Wow. Where do you start with a "culture" like that?
CFBfan
April 2nd, 2010, 09:42 AM
Wow. Where do you start with a "culture" like that?
propeller heads that have no understanding of the value of the life lessons that only sports can teach, competition, team play, fighting thru adversity, etc, etc, etc!!
it's very sad!
DFW HOYA
April 2nd, 2010, 04:26 PM
Part 2:
"Now, what was once a flagship athletic program in the Ivy League with a national following is sinking into obscurity. Losses mounted from program to program, disillusioned coaches are leaving and recruited athletes are choosing other schools.
“It's a bit of a mess,” said one current Dartmouth coach. “And I don't see any hope in sight. It's awful. It’s like going round and round in circles, heading nowhere. “The general mood is to keep your head down, don't say much and don't expect much.”
http://www.vnews.com/04012010/6500457.htm
DFW HOYA
April 2nd, 2010, 04:29 PM
Part 3:
"Part of that is due to a change in Dartmouth's Academic Index band (the statistical system that defines the makeup of the school's freshman class) that rose in the same period of time to the point that the football team's ability to recruit was dramatically reduced. So much so, that since the new AI band went into effect after the 1996 football season -- when Dartmouth went undefeated -- the Big Green has had only one more winning record (1997) on the gridiron. You could say that football certainly wasn't Harvard-ized, but rather Columbia-ized."
http://www.vnews.com/04022010/6503457.htm
Lehigh Football Nation
April 2nd, 2010, 04:41 PM
Part 3:
"Part of that is due to a change in Dartmouth's Academic Index band (the statistical system that defines the makeup of the school's freshman class) that rose in the same period of time to the point that the football team's ability to recruit was dramatically reduced. So much so, that since the new AI band went into effect after the 1996 football season -- when Dartmouth went undefeated -- the Big Green has had only one more winning record (1997) on the gridiron. You could say that football certainly wasn't Harvard-ized, but rather Columbia-ized."
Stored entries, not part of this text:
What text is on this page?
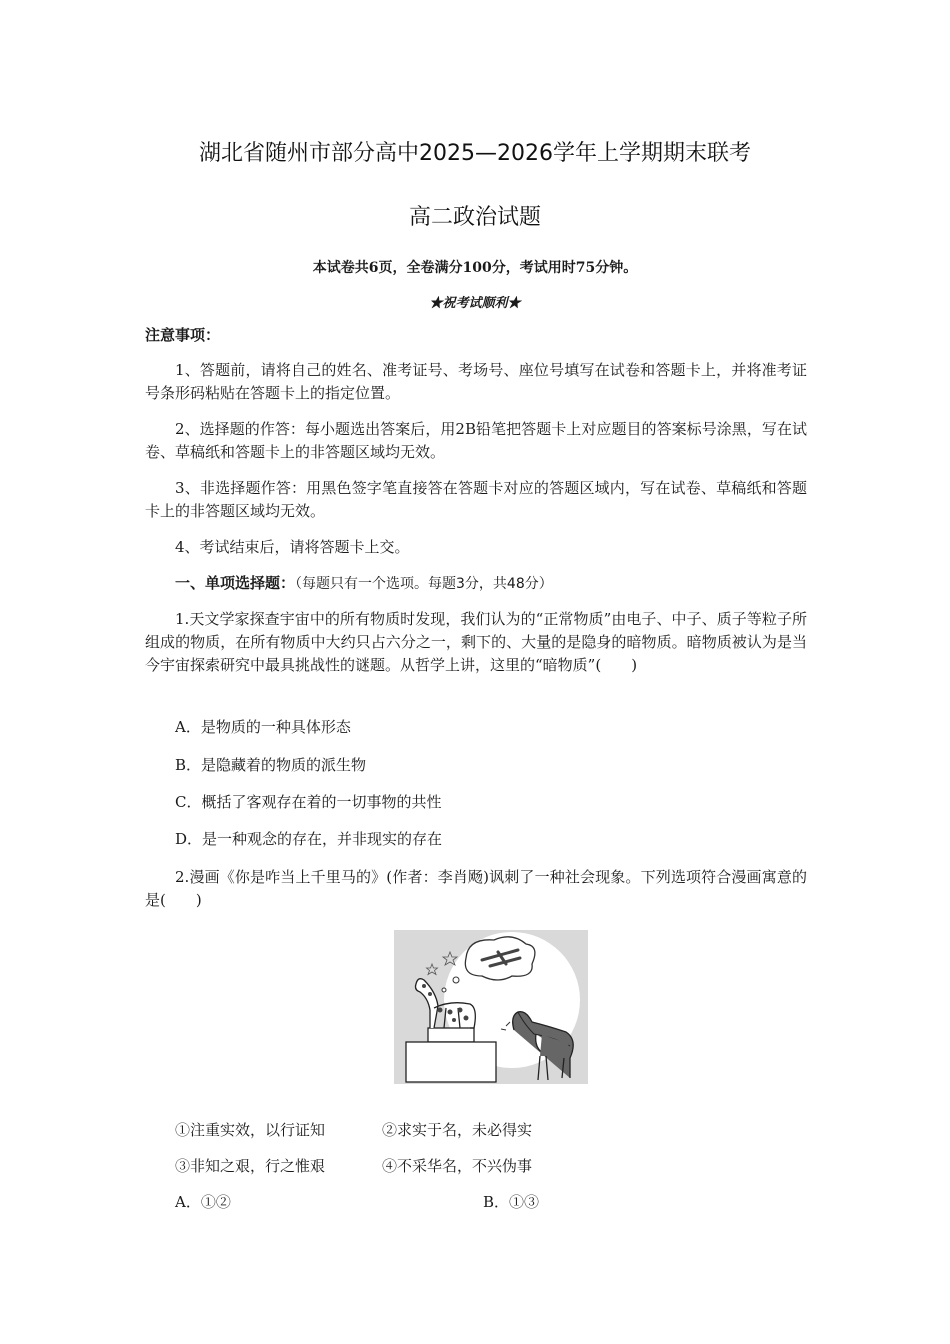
湖北省随州市部分高中2025—2026学年上学期期末联考
高二政治试题
本试卷共6页，全卷满分100分，考试用时75分钟。
★祝考试顺利★
注意事项：
1、答题前，请将自己的姓名、准考证号、考场号、座位号填写在试卷和答题卡上，并将准考证号条形码粘贴在答题卡上的指定位置。
2、选择题的作答：每小题选出答案后，用2B铅笔把答题卡上对应题目的答案标号涂黑，写在试卷、草稿纸和答题卡上的非答题区域均无效。
3、非选择题作答：用黑色签字笔直接答在答题卡对应的答题区域内，写在试卷、草稿纸和答题卡上的非答题区域均无效。
4、考试结束后，请将答题卡上交。
一、单项选择题：（每题只有一个选项。每题3分，共48分）
1.天文学家探查宇宙中的所有物质时发现，我们认为的“正常物质”由电子、中子、质子等粒子所组成的物质，在所有物质中大约只占六分之一，剩下的、大量的是隐身的暗物质。暗物质被认为是当今宇宙探索研究中最具挑战性的谜题。从哲学上讲，这里的“暗物质”(　　)
A．是物质的一种具体形态
B．是隐藏着的物质的派生物
C．概括了客观存在着的一切事物的共性
D．是一种观念的存在，并非现实的存在
2.漫画《你是咋当上千里马的》(作者：李肖飏)讽刺了一种社会现象。下列选项符合漫画寓意的是(　　)
①注重实效，以行证知	②求实于名，未必得实
③非知之艰，行之惟艰	④不采华名，不兴伪事
A．①②	B．①③
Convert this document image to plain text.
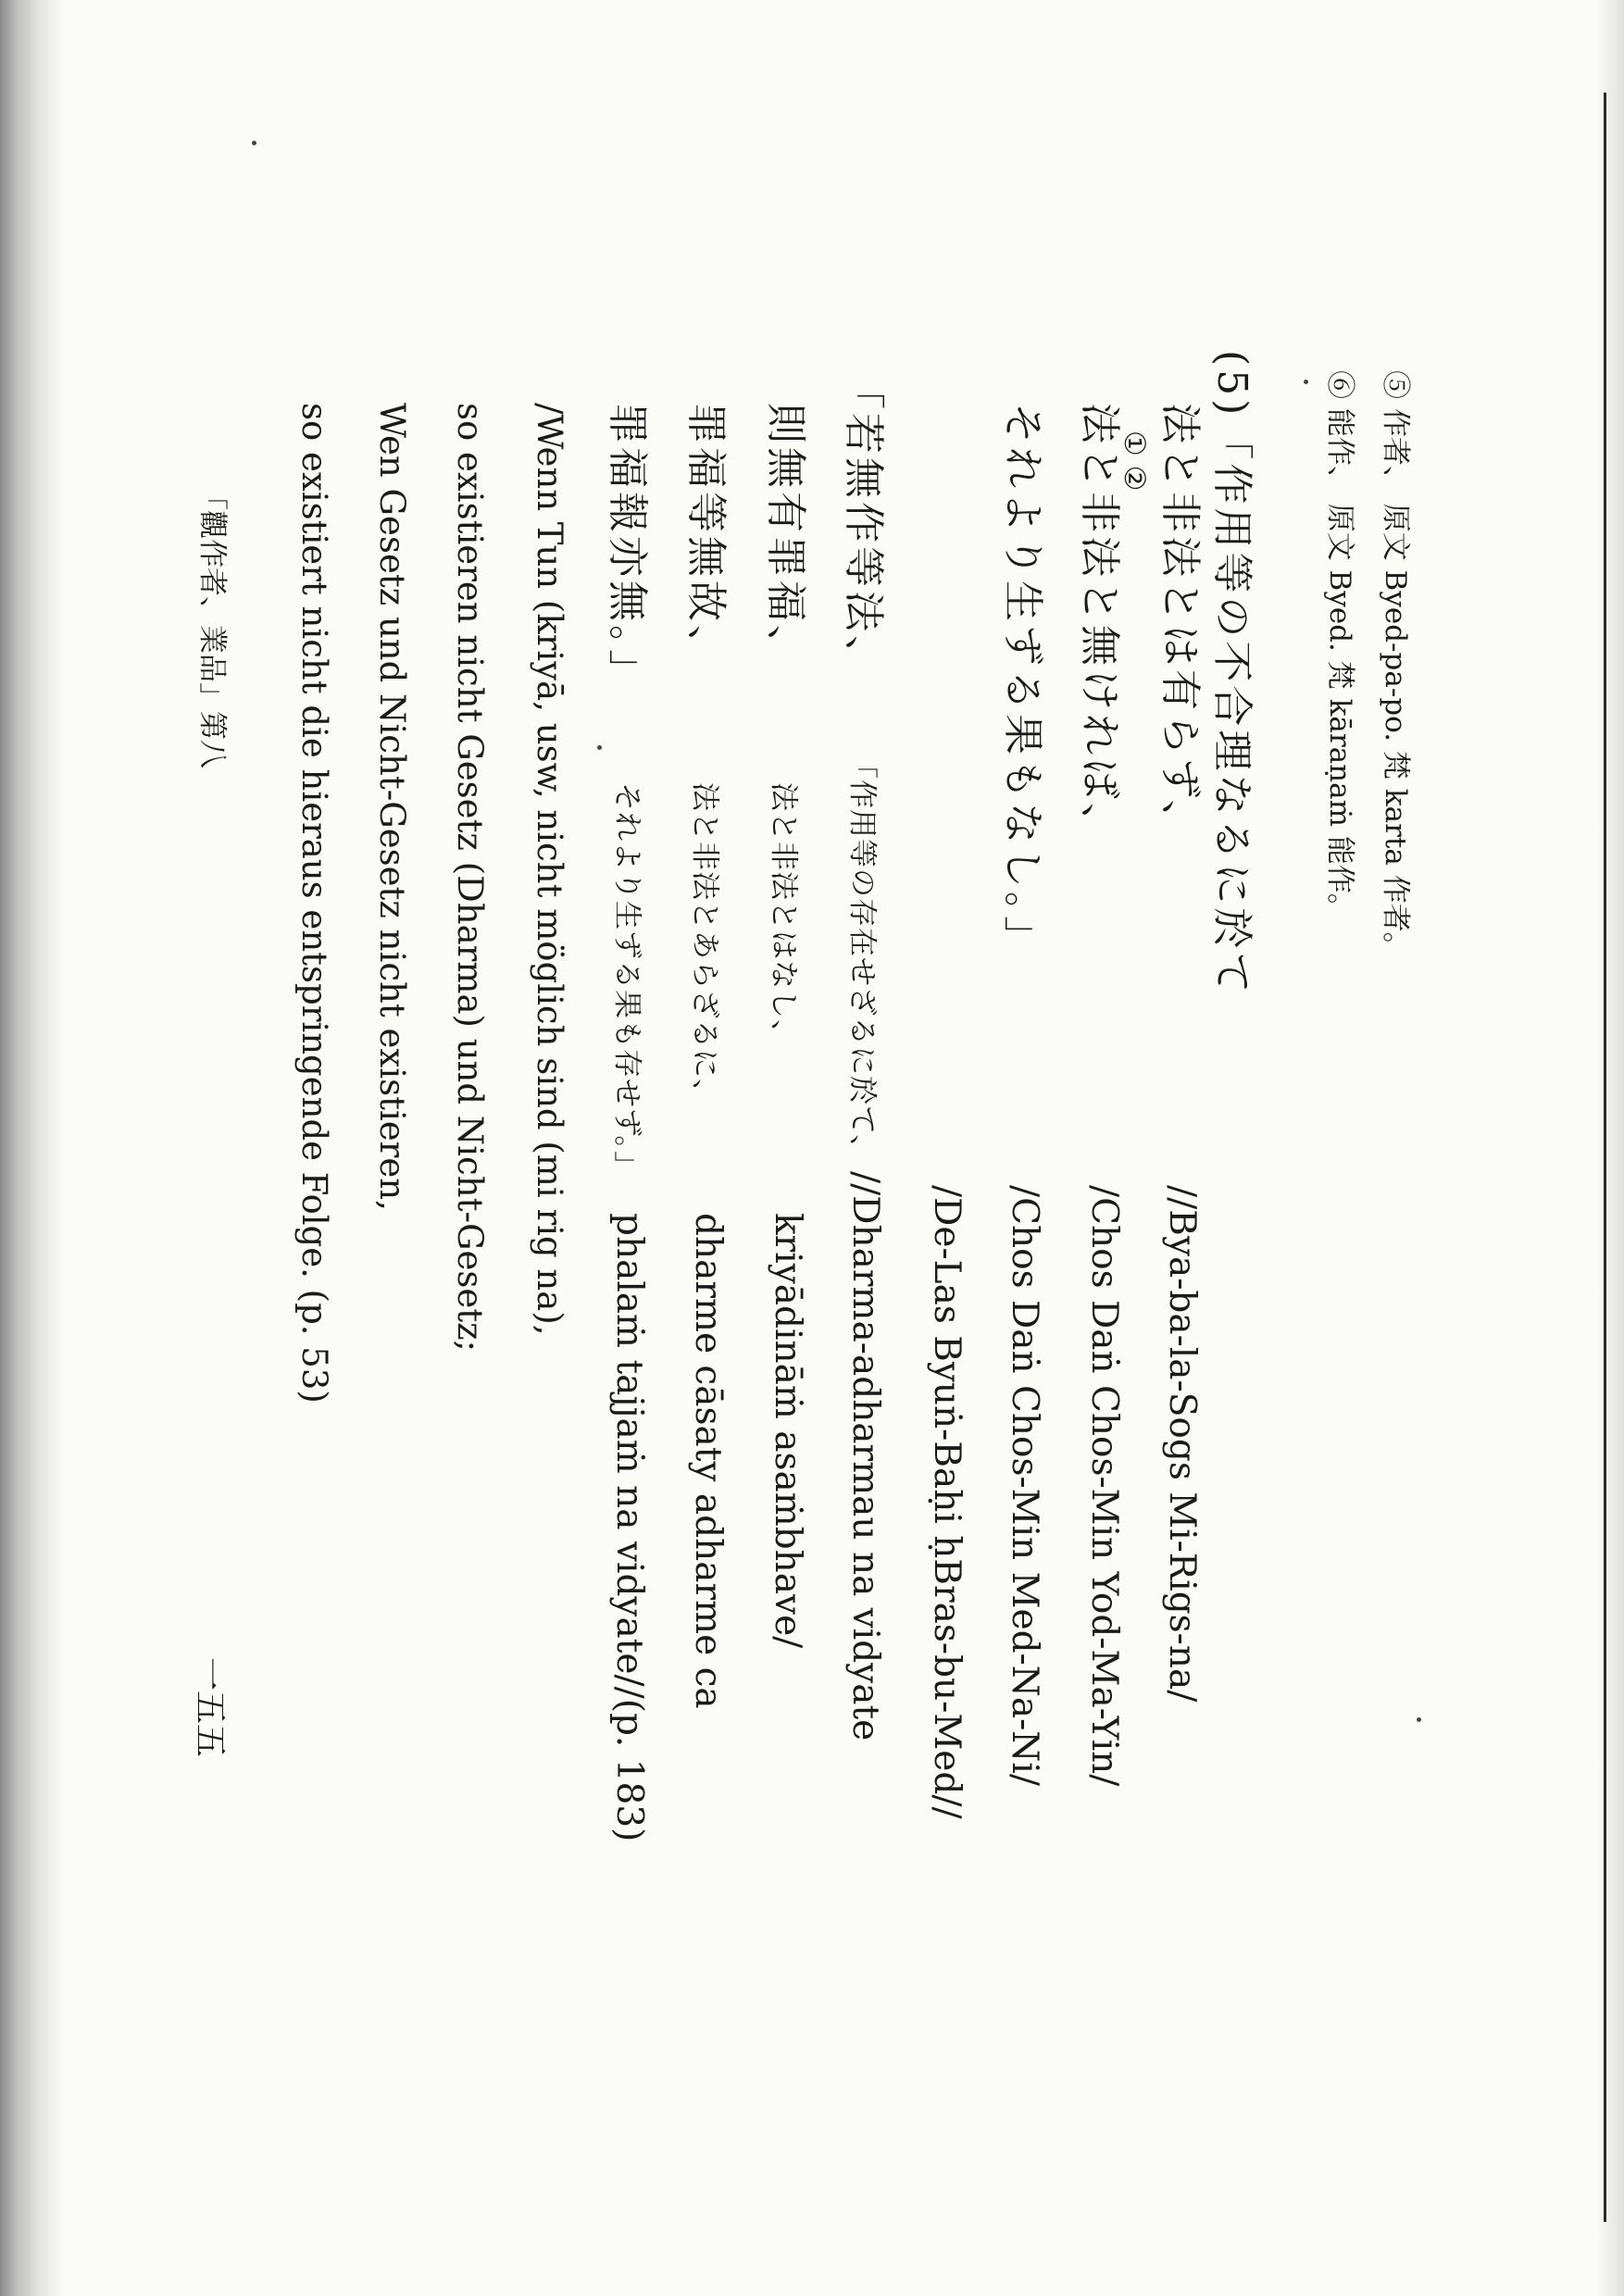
⑤ 作者、 原文 Byed-pa-po. 梵 karta 作者。
⑥ 能作、 原文 Byed. 梵 kāraṇaṁ 能作。
(5)「作用等の不合理なるに於て
法と非法とは有らず、
① ②
法と非法と無ければ、
それより生ずる果もなし。」
//Bya-ba-la-Sogs Mi-Rigs-na/
/Chos Daṅ Chos-Min Yod-Ma-Yin/
/Chos Daṅ Chos-Min Med-Na-Ni/
/De-Las Byuṅ-Baḥi ḥBras-bu-Med//
「若無作等法、
則無有罪福、
罪福等無故、
罪福報亦無。」
「作用等の存在せざるに於て、
法と非法とはなし、
法と非法とあらざるに、
それより生ずる果も存せず。」
//Dharma-adharmau na vidyate
kriyādināṁ asaṁbhave/
dharme cāsaty adharme ca
phalaṁ tajjaṁ na vidyate//(p. 183)
/Wenn Tun (kriyā, usw, nicht möglich sind (mi rig na),
so existieren nicht Gesetz (Dharma) und Nicht-Gesetz;
Wen Gesetz und Nicht-Gesetz nicht existieren,
so existiert nicht die hieraus entspringende Folge. (p. 53)
「觀作者、業品」第八
一五五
http://www.vnews.com/04022010/6503457.htm
This piece does confirm what I had long suspected - but it doesn't paint the whole picture. IMO, it's not the AI bands that were necessarily the issue: it was a more aggressive admissions department that had a open - even documented, on a Dartmouth letterhead - disdain for football. The AI seemed to me like more of an excuse for admissions to put the screws to football.
Ivytalk
April 2nd, 2010, 04:47 PM
The infamous Furstenberg letter still rankles Dartmouth football alums after 10 years. The columnist is dead on in arguing that the new Dartmouth AD should report directly to the president and that they need an effective athletic fundraiser at the administrative level. C'mon, Big Green!
ngineer
April 2nd, 2010, 09:02 PM
With the new Prez being a scholar-jock himself, I would hope he begins a new era of striving to be the best in whatever one attempts. When I was at Lehigh, we had a Prez (Deming Lewis) who was perceived as an egg-head (had about 30+ patents and was involved in development of radar and the space program), but was a world class squash player (the reason the squash courts exist next to the Varsity House in Goodman Campus). He understood the role of athletics and gave his AD, the former football HC (Leckonby) free reign within what ever dollars existed to 'Win'. The hiring of Fred Dunlap and the beginning of a new era of winning football was created. The Prez's successor, Peter Likins, was an all-american wrestler at Stanford, so he appreciated first hand the role of athletics even at highly competitive academic schools.
So the leadership does come from the top. Lewis was very 'hands off', while Likins was much more involved, but each sent the signal as to how important athletics was going be to the University.